Lagi-lagi buku ‘Resimen Kampus’ menjadi jalan pembuka pertemanan saya, kali ini dengan sosok yang lumayan fenomenal jelang ajang Silaturahmi Nasional (Silatnas) Menwa Indonesia yang digelar di Bandung pada awal Nopember lalu. Bayangkan saja, dia mengayuh sepeda dari Samarinda ke Balikpapan yang berjarak 120 km sebelum akhirnya terbang ke Jakarta dan dari sana, acara gowes disambung kembali menuju Bandung dengan titik finish markas Skomen Mahawarman di jl Surapati 29 Bandung. Total jarak yang dia tempuh adalah sekitar 290 km.
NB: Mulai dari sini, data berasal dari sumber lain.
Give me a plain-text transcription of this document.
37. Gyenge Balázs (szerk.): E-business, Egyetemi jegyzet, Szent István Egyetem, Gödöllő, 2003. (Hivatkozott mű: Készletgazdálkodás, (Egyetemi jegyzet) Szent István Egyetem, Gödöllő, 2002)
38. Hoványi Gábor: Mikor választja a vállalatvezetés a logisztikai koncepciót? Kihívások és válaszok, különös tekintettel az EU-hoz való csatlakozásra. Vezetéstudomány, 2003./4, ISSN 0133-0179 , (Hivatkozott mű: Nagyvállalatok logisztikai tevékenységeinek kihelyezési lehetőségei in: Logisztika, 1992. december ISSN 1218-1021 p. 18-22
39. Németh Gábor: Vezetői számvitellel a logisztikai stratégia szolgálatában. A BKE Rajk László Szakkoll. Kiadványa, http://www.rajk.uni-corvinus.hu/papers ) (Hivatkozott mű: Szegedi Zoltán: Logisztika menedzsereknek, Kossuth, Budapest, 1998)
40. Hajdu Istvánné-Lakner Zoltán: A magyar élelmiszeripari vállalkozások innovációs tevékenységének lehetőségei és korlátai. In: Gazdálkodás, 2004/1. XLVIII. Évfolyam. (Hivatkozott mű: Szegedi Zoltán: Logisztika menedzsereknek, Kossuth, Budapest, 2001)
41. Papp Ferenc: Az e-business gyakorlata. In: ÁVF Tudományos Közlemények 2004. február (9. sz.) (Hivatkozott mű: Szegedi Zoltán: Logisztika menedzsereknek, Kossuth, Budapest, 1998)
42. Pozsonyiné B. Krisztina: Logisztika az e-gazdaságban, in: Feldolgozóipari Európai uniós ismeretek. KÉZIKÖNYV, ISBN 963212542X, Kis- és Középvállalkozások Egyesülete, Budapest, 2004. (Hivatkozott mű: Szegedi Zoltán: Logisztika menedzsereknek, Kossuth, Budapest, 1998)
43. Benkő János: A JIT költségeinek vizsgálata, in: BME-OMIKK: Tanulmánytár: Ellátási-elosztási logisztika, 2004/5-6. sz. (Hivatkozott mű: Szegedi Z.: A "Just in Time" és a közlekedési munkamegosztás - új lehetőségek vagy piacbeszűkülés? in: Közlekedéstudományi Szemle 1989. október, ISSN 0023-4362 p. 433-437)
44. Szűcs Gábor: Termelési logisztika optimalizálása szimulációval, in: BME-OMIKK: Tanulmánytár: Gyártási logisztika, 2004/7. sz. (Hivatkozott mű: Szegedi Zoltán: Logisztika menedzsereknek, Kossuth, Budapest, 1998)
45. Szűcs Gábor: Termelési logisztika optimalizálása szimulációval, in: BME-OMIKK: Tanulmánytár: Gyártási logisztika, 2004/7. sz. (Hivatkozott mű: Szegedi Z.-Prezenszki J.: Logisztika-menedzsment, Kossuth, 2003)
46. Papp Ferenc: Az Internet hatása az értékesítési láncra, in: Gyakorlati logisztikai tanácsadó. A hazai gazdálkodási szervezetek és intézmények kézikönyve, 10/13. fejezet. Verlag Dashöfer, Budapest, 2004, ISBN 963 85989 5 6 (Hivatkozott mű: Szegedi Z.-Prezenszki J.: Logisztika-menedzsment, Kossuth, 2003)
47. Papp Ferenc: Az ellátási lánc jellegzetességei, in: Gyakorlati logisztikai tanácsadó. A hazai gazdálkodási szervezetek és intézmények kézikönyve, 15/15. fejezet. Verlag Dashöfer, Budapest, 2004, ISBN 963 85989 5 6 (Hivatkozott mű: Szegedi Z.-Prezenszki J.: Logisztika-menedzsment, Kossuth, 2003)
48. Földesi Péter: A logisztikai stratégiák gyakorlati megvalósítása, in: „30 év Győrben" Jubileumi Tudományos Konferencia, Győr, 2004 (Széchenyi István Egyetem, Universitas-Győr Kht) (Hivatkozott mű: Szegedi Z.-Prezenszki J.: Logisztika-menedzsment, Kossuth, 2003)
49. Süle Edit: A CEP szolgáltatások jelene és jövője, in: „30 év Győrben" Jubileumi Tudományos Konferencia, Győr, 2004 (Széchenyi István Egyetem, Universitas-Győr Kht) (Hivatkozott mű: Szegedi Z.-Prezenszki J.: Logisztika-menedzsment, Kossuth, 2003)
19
Cukup fantastis, bukan?
Namanya Suharyadi, SSos; alumnus Universitas Mulawarman yang sekaligus juga anggota senior Menwa Resimen Mulawarman/Yon I Universitas Mulawarman Kalimantan Timur (Kaltim). Kekagumannya pada performa para anggota TNI yang gagah-disiplin dan antusiasmenya menghadapi tantangan menjadi pendorong utama bagi Suharyadi untuk mengikuti diklatsar kemiliteran Menwa di kampusnya pada tahun 1990. Pengalaman paling berkesan saat diklatsar adalah saat ‘pendadakan’ alias diserang mendadak oleh tim pelatih ketika para siswa sedang tidur pulas plus bertemu hantu bohongan saat jurit malam.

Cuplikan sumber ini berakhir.